Numerous special instructions were requested. One of defendant's was that plaintiff had predicated his cause of action upon the bog fire; that, if he failed to establish that cause of action, he could not recover, even though the jury should find that other fires referred to in the evidence were started by defendant's locomotives and contributed to the burning of his property. This request was denied.

In instructing the jury, the court said in part:

[. . .]

"If the plaintiff was burned out by some fire other than the bog fire, which other fire was not set by one of the defendant's engines, then, of course, the defendant is not liable. . . . If the plaintiff was burned out by fire set by one of defendant's engines in combination with some other fire not set by any of its engines," then it is liable.

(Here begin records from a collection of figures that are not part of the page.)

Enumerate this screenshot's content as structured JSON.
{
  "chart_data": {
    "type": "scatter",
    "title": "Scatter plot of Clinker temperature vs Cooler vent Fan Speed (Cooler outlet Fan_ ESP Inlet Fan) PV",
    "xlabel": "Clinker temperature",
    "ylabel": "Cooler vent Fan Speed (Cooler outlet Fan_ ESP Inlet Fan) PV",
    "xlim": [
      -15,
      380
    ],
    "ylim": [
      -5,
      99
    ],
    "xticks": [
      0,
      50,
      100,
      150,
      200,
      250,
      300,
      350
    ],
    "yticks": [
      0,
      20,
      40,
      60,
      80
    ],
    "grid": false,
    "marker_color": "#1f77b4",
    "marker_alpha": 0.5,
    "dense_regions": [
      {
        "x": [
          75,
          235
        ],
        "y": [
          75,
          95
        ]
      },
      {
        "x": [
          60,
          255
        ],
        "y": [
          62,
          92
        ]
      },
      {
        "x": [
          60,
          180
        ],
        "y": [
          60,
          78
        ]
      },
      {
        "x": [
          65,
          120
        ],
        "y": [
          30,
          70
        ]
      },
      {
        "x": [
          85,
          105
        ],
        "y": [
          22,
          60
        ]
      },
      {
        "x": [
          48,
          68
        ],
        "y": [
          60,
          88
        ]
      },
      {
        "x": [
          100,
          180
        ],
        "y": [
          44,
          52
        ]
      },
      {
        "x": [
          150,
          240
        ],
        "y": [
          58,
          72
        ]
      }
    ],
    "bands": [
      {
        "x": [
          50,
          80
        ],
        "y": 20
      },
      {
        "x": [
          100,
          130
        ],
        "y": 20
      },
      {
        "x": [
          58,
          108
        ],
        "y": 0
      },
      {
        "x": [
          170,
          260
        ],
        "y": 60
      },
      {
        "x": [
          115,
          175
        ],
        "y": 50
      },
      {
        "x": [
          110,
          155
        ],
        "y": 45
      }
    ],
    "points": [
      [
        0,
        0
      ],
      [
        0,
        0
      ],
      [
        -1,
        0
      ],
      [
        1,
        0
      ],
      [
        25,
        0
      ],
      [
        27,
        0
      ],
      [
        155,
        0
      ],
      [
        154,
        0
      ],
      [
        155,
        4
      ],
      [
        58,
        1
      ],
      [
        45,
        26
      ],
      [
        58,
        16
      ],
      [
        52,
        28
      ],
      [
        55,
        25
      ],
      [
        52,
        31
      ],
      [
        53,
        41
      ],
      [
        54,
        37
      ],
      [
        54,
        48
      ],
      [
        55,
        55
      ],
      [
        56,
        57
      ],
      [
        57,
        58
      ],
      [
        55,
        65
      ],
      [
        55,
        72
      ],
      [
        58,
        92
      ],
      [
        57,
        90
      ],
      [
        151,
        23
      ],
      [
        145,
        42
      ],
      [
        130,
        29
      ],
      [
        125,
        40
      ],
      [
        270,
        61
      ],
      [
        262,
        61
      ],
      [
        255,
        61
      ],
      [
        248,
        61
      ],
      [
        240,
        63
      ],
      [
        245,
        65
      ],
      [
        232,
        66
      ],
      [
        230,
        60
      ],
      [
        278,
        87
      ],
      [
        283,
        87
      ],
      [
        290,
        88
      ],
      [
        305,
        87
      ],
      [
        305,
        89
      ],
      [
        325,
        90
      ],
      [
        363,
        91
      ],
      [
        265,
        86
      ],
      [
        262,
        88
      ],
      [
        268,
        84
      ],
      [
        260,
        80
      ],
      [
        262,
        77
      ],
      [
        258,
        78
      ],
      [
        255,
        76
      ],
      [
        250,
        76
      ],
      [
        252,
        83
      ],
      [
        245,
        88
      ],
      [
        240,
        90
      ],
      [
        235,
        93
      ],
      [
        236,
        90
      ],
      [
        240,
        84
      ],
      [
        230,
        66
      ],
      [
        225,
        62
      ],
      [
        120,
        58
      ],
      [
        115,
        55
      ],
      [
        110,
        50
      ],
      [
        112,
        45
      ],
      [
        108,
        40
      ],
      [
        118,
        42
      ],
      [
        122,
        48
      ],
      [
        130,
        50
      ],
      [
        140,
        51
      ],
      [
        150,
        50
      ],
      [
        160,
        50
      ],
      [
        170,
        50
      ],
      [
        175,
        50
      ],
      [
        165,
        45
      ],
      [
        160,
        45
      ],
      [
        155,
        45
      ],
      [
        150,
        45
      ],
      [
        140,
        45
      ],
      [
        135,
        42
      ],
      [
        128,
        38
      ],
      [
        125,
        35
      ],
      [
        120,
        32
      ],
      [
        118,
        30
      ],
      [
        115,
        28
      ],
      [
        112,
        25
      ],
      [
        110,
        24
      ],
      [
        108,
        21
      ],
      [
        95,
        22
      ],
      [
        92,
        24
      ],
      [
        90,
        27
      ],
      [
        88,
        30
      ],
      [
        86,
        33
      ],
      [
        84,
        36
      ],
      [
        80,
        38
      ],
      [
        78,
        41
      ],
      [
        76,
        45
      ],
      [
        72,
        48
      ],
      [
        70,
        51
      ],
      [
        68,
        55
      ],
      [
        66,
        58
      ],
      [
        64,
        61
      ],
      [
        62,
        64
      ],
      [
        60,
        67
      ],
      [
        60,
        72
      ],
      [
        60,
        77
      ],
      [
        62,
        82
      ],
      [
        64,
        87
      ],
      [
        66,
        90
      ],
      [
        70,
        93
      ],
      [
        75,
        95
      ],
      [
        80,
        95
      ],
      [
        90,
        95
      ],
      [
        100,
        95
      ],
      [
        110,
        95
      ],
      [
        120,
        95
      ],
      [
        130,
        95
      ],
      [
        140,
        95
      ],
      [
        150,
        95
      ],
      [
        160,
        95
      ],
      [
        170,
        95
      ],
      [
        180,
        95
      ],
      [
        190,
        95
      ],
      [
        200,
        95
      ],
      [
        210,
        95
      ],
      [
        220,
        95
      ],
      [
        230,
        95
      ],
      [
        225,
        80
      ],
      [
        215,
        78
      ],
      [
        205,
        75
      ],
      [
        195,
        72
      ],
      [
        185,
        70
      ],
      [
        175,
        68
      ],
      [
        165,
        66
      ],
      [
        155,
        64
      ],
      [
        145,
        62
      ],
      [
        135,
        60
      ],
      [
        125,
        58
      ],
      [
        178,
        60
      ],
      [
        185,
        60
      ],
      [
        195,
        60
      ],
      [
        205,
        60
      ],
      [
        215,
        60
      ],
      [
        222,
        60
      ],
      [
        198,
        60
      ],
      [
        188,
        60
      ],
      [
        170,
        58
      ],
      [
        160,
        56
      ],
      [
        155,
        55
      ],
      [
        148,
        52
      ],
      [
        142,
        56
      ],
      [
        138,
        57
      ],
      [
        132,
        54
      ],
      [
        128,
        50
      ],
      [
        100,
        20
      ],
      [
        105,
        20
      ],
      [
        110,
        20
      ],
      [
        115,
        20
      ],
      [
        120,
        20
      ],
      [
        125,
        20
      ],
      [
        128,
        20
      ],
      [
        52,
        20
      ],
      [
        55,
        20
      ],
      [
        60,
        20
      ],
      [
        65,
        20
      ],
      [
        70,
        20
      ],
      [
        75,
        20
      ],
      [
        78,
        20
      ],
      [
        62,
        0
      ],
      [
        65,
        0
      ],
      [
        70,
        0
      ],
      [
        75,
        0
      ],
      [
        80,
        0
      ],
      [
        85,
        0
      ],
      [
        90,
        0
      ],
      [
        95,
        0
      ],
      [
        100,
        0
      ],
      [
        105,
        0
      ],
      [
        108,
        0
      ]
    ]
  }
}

"If you find that other fire or fires not set by one of the defendant's engines mingled with one that was set by one of the defendant's engines, there may be difficulty in determining whether you should find that the fire set by the engine was a material or substantial element in causing plaintiff's damage. If it was, the defendant is liable, otherwise it is not. . . .

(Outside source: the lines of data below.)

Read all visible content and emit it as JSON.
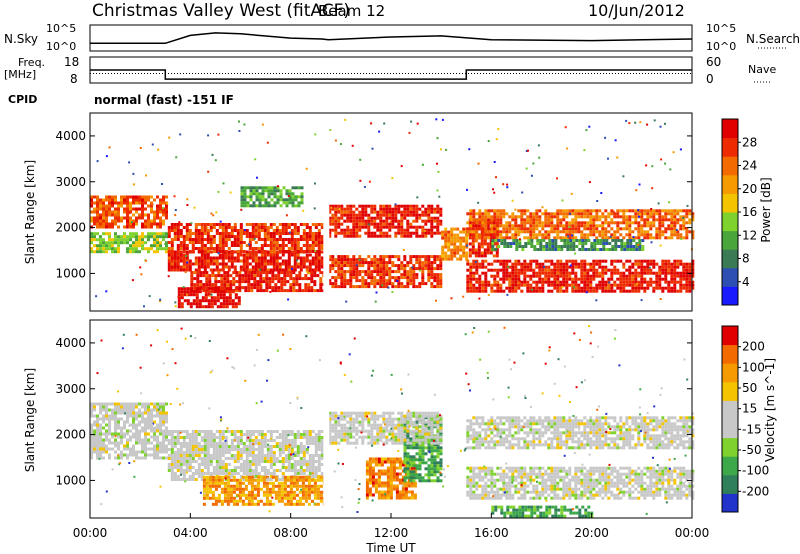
{
  "header": {
    "station": "Christmas Valley West (fitACF)",
    "beam": "Beam 12",
    "date": "10/Jun/2012"
  },
  "strip_labels": {
    "nsky": "N.Sky",
    "nsearch": "N.Search",
    "freq_line1": "Freq.",
    "freq_line2": "[MHz]",
    "nave": "Nave",
    "cpid": "CPID",
    "cpid_value": "normal (fast) -151 IF"
  },
  "chart_data": [
    {
      "type": "line",
      "title": "N.Sky / N.Search",
      "ylabel_left": "N.Sky",
      "ylabel_right": "N.Search",
      "yticks_left": [
        "10^5",
        "10^0"
      ],
      "yticks_right": [
        "10^5",
        "10^0"
      ],
      "scale": "log",
      "series": [
        {
          "name": "N.Sky",
          "style": "solid",
          "x": [
            0,
            3,
            4,
            5,
            6,
            8,
            9.25,
            9.5,
            12,
            14,
            16,
            20,
            24
          ],
          "y": [
            30,
            30,
            1000,
            3000,
            2000,
            300,
            200,
            150,
            500,
            800,
            150,
            100,
            200
          ]
        },
        {
          "name": "N.Search",
          "style": "dotted",
          "x": [
            0,
            24
          ],
          "y": [
            1,
            1
          ]
        }
      ]
    },
    {
      "type": "line",
      "title": "Freq / Nave",
      "ylabel_left": "Freq. [MHz]",
      "ylabel_right": "Nave",
      "yticks_left": [
        18,
        8
      ],
      "yticks_right": [
        60,
        0
      ],
      "series": [
        {
          "name": "Freq",
          "style": "solid",
          "x": [
            0,
            3,
            3,
            15,
            15,
            24
          ],
          "y": [
            13,
            13,
            9.5,
            9.5,
            13,
            13
          ]
        },
        {
          "name": "Nave",
          "style": "dotted",
          "x": [
            0,
            24
          ],
          "y": [
            22,
            22
          ]
        }
      ]
    },
    {
      "type": "heatmap",
      "panel": "power",
      "ylabel": "Slant Range [km]",
      "xlim": [
        0,
        24
      ],
      "ylim": [
        180,
        4500
      ],
      "yticks": [
        1000,
        2000,
        3000,
        4000
      ],
      "colorbar": {
        "label": "Power [dB]",
        "ticks": [
          4,
          8,
          12,
          16,
          20,
          24,
          28
        ],
        "colors": [
          "#1a1aff",
          "#2d4fb4",
          "#3a7a55",
          "#4aa53a",
          "#7fd22e",
          "#f5c400",
          "#f59a00",
          "#f26a00",
          "#ee2a00",
          "#e00000"
        ]
      },
      "bands": [
        {
          "x": [
            0,
            3
          ],
          "y_from": 2000,
          "y_to": 2700,
          "level": 0.8
        },
        {
          "x": [
            0,
            3
          ],
          "y_from": 1500,
          "y_to": 1900,
          "level": 0.45
        },
        {
          "x": [
            3.1,
            9.3
          ],
          "y_from": 1050,
          "y_to": 1500,
          "level": 0.9
        },
        {
          "x": [
            3.1,
            9.3
          ],
          "y_from": 1500,
          "y_to": 2100,
          "level": 0.85
        },
        {
          "x": [
            4,
            9.3
          ],
          "y_from": 600,
          "y_to": 1050,
          "level": 0.9
        },
        {
          "x": [
            3.5,
            6
          ],
          "y_from": 250,
          "y_to": 700,
          "level": 0.95
        },
        {
          "x": [
            6,
            8.5
          ],
          "y_from": 2500,
          "y_to": 2900,
          "level": 0.35
        },
        {
          "x": [
            9.5,
            14
          ],
          "y_from": 1800,
          "y_to": 2500,
          "level": 0.9
        },
        {
          "x": [
            9.5,
            14
          ],
          "y_from": 700,
          "y_to": 1400,
          "level": 0.85
        },
        {
          "x": [
            14,
            15
          ],
          "y_from": 1300,
          "y_to": 2000,
          "level": 0.7
        },
        {
          "x": [
            15.1,
            16.2
          ],
          "y_from": 1400,
          "y_to": 2200,
          "level": 0.9
        },
        {
          "x": [
            15,
            24
          ],
          "y_from": 1800,
          "y_to": 2400,
          "level": 0.75
        },
        {
          "x": [
            15,
            24
          ],
          "y_from": 600,
          "y_to": 1300,
          "level": 0.9
        },
        {
          "x": [
            16,
            22
          ],
          "y_from": 1500,
          "y_to": 1750,
          "level": 0.3
        }
      ]
    },
    {
      "type": "heatmap",
      "panel": "velocity",
      "xlabel": "Time UT",
      "ylabel": "Slant Range [km]",
      "xlim": [
        0,
        24
      ],
      "ylim": [
        180,
        4500
      ],
      "xticks": [
        "00:00",
        "04:00",
        "08:00",
        "12:00",
        "16:00",
        "20:00",
        "00:00"
      ],
      "yticks": [
        1000,
        2000,
        3000,
        4000
      ],
      "colorbar": {
        "label": "Velocity [m s^-1]",
        "ticks": [
          200,
          100,
          50,
          15,
          -15,
          -50,
          -100,
          -200
        ],
        "colors": [
          "#2233cc",
          "#2f7f5a",
          "#3ca84a",
          "#7fd22e",
          "#c8c8c8",
          "#c8c8c8",
          "#f5c400",
          "#f59a00",
          "#f26a00",
          "#e00000"
        ]
      },
      "bands": [
        {
          "x": [
            0,
            3
          ],
          "y_from": 1500,
          "y_to": 2700,
          "level": 0.5
        },
        {
          "x": [
            3.1,
            9.3
          ],
          "y_from": 1050,
          "y_to": 2100,
          "level": 0.5
        },
        {
          "x": [
            4.5,
            9.3
          ],
          "y_from": 500,
          "y_to": 1100,
          "level": 0.75
        },
        {
          "x": [
            11,
            13
          ],
          "y_from": 600,
          "y_to": 1500,
          "level": 0.8
        },
        {
          "x": [
            12.5,
            14
          ],
          "y_from": 1000,
          "y_to": 2400,
          "level": 0.25
        },
        {
          "x": [
            9.5,
            14
          ],
          "y_from": 1800,
          "y_to": 2500,
          "level": 0.5
        },
        {
          "x": [
            15,
            24
          ],
          "y_from": 1700,
          "y_to": 2400,
          "level": 0.5
        },
        {
          "x": [
            15,
            24
          ],
          "y_from": 600,
          "y_to": 1300,
          "level": 0.5
        },
        {
          "x": [
            16,
            20
          ],
          "y_from": 250,
          "y_to": 450,
          "level": 0.25
        }
      ]
    }
  ]
}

"If you find that bog fire was set by the defendant's engine and that some greater fire swept over it before it reached the plaintiff's land, then it will be for you to determine whether that bog fire . . . was a material or substantial factor in causing plaintiff's damage. If it was . . . defendant is liable. If it was not, defendant is not liable. If the bog fire was set by one of the defendant's engines, and if one of defendant's engines also set a fire or fires west of Kettle river, and those fires combined and burned over plaintiff's property, then the defendant is liable."

[. . .]

The following proposition is stated in defendant's brief and relied on for a reversal:

"If plaintiff's property was damaged by a number of fires combining, one . . . being the fire pleaded . . . the others being of no responsible origin, but of such sufficient or such superior force that they would have produced the damage to plaintiff's property regardless of the fire pleaded, then defendant was not liable."

This proposition is based upon Cook v. Minneapolis, St. P. & S.S.M. Ry. Co. 98 Wis. 624, . . . In Farrell v. Minneapolis & R.R. Ry. Co. 121 Minn. 357, . . . this court considered the Cook case, but refrained from expressing approval or disapproval of its doctrine. The supreme court of Michigan has referred to it as good law. . . . The supreme court of Idaho says the opinion is logical and well reasoned, but the discussion is in a large measure theoretical and academic. . . . Judge Thompson in his work on Negligence, Vol. 1, § 739, says that the conclusion reached is so clearly wrong as not to deserve discussion. If the Cook case merely decides that one who negligently sets a fire is not liable if another's property is damaged, unless it is made to appear that the fire was a material element in the destruction of the property, there can be no question about the soundness of the decision. But if it decides that if such fire combines with another of no responsible origin, and after the union of the two fires they destroy the property, and either fire independently of the other would have destroyed it, then, irrespective of whether the first fire was or was not a material factor in the destruction of the property, there is no liability, we are not prepared to adopt the doctrine as the law of this state. If a fire set by the engine of one railroad company unites with a fire set by the engine of another company, there is joint and several liability, even though either fire would have destroyed plaintiff's property. But if the doctrine of the Cook case is applied and one of the fires is of unknown origin, there is no liability. G.S. 1913, § 4426, leaves no room for the application of a rule which would relieve a railroad company from liability under such circumstances. Moreover the reasoning of the court in McClellan v. St. Paul, M. & M. Ry. Co. 58 Minn. 104, 59 N.W. 978, leads to the conclusion that, regardless of the statute, there would be liability in such a case. We, therefore, hold that the trial court did not err in refusing to instruct the jury in accordance with the rule laid down in the Cook case.

[. . .]

We find no error requiring a reversal, and hence the order appealed from is affirmed.